Conservation groups say proposed changes to the National Environmental Policy Act, or NEPA, would let potentially damaging projects avoid rigorous review and public input.

For more than 50 years, NEPA has been the federal process that helps protect water, air and wilderness areas from environmental damage.

But according to Kirk Johnson, executive director of the group Friends of Allegheny Wilderness, the proposed changes would make NEPA an environmental review process in name only.

“Really all that it would be doing would be rubber stamping, in effect, industry proposals for development on federal public lands,” he points out.

The federal Council on Environmental Quality says the changes would make reviews by federal agencies more efficient, effective and timely.

But Johnson says the proposal would erect barriers to public participation and judicial review, while allowing the bare minimum level of environmental review — or no review at all.

“There are provisions that would hand over control to extractive and other industries, and in essence, ensure that no matter what, everything always leads to approval of industry proposals,” he states.

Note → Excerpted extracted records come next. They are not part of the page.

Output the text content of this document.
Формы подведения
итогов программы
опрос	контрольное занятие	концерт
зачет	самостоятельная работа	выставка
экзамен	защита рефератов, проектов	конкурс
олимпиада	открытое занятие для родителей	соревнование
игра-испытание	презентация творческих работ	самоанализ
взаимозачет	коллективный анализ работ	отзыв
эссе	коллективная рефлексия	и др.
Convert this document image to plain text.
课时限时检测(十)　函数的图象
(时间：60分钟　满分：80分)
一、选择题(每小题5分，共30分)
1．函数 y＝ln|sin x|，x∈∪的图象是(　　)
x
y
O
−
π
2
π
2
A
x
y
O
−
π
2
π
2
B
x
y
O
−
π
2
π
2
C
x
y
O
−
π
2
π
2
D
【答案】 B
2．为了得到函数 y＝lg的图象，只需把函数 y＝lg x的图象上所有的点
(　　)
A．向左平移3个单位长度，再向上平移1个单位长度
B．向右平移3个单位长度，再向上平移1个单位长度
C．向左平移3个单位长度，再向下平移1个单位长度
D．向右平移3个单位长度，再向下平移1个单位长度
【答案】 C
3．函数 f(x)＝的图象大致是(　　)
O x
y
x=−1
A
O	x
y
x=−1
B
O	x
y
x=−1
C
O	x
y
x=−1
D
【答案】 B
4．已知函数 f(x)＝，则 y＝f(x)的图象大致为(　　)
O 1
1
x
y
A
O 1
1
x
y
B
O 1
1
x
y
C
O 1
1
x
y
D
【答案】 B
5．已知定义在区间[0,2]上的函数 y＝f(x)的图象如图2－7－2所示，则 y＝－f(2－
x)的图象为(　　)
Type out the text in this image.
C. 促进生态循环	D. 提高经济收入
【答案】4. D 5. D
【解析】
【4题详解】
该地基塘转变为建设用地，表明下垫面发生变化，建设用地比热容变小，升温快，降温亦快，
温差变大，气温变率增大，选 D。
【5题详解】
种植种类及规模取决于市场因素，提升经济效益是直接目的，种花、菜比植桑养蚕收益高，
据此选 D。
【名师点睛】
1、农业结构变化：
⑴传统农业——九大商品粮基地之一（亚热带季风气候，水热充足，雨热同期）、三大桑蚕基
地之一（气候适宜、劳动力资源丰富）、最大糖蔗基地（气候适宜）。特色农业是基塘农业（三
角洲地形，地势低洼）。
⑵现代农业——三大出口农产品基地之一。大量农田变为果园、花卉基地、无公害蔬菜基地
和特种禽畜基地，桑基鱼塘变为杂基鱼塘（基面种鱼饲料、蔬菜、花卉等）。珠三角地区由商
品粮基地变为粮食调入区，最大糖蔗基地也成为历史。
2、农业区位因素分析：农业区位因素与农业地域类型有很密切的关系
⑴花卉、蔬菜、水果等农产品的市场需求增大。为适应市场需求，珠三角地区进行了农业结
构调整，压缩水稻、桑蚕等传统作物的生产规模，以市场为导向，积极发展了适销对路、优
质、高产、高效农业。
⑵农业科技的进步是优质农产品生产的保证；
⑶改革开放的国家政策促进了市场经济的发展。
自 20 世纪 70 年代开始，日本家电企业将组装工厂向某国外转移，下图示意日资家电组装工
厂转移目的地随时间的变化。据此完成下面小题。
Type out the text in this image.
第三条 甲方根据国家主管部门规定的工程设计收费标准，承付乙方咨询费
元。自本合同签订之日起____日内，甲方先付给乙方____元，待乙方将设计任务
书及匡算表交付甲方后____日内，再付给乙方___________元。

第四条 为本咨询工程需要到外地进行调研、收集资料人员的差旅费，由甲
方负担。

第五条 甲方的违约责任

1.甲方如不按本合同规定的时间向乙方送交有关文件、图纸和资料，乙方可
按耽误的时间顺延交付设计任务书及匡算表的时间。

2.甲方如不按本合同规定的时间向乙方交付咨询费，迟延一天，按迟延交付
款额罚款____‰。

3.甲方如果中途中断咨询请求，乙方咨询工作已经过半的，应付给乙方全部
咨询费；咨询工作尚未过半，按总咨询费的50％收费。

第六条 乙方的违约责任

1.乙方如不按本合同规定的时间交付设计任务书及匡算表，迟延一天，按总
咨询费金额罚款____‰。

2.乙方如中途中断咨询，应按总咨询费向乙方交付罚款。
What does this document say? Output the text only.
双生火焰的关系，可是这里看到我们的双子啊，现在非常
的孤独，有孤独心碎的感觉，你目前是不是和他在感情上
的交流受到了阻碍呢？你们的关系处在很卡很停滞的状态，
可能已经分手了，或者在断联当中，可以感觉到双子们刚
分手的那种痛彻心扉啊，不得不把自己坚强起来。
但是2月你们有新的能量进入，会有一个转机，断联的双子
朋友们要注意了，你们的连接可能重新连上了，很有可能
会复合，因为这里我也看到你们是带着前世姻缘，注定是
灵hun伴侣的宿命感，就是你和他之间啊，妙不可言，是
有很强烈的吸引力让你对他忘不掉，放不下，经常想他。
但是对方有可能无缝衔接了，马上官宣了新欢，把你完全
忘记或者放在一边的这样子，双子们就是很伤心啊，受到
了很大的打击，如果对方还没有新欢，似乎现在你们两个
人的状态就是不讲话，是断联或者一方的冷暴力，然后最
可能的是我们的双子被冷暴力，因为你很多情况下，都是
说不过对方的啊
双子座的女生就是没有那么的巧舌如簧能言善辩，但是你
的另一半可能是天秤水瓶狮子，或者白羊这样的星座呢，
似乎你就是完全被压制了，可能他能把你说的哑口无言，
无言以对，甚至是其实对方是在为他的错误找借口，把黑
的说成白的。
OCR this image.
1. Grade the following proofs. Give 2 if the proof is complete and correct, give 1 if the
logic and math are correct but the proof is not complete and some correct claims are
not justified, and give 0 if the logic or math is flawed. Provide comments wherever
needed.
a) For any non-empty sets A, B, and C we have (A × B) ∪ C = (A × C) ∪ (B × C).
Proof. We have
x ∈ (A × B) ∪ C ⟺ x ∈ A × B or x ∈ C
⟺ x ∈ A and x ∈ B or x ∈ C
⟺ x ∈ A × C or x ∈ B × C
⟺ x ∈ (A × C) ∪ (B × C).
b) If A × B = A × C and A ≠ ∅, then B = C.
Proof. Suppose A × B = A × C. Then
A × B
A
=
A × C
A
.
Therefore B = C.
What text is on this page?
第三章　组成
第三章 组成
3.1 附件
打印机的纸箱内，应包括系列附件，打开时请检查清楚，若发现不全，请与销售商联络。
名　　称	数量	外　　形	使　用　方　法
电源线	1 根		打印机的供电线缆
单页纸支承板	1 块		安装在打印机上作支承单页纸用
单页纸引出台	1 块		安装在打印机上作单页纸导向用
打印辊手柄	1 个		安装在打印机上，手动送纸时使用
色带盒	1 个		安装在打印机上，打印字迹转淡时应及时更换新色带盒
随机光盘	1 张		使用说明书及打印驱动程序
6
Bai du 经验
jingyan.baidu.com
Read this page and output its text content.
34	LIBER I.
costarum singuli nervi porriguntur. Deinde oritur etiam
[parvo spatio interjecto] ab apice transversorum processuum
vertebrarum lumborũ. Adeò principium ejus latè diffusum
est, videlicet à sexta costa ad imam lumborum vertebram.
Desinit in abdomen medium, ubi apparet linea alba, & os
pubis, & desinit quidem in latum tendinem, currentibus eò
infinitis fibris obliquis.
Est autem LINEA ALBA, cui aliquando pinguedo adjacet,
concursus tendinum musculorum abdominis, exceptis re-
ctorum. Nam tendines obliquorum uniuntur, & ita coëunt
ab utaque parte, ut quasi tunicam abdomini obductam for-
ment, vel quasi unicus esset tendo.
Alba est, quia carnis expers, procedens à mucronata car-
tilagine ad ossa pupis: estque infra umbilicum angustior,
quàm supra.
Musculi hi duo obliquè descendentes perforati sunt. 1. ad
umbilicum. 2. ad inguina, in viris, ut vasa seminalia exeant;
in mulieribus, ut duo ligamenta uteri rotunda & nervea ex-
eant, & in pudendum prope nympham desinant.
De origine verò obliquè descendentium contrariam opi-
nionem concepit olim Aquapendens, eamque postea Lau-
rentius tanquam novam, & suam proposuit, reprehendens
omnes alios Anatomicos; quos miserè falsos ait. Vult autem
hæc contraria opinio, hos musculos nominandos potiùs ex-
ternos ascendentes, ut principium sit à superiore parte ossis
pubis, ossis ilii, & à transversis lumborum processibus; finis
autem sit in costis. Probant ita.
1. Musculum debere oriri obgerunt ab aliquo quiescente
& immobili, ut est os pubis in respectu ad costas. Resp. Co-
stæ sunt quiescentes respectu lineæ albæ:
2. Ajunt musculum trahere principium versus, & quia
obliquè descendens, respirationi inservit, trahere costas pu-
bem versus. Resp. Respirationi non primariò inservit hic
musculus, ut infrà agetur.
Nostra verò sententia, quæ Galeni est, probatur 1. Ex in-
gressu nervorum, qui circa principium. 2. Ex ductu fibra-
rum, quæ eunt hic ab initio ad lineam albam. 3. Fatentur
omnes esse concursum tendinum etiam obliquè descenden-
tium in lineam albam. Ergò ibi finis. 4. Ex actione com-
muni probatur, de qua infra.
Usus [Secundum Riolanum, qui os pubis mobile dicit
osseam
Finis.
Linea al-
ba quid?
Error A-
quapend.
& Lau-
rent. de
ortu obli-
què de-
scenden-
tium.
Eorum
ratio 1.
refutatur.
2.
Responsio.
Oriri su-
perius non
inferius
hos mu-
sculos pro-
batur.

Johnson adds that environmental and conservation groups across the country submitted comments in opposition to the proposed changes.

He points out that NEPA was instrumental in stopping a recent mountain biking proposal for Pennsylvania’s largest inventoried roadless area, the proposed Tracy Ridge Wilderness area in the Allegheny National Forest.

“Any time an agency puts forward a bad proposal that’s going to harm wilderness or potential wilderness, we need to be able to rely on a NEPA law that has teeth,” Johnson stresses.

He says Friends of Allegheny Wilderness is working with environmental law experts on next steps if the NEPA changes are put into effect.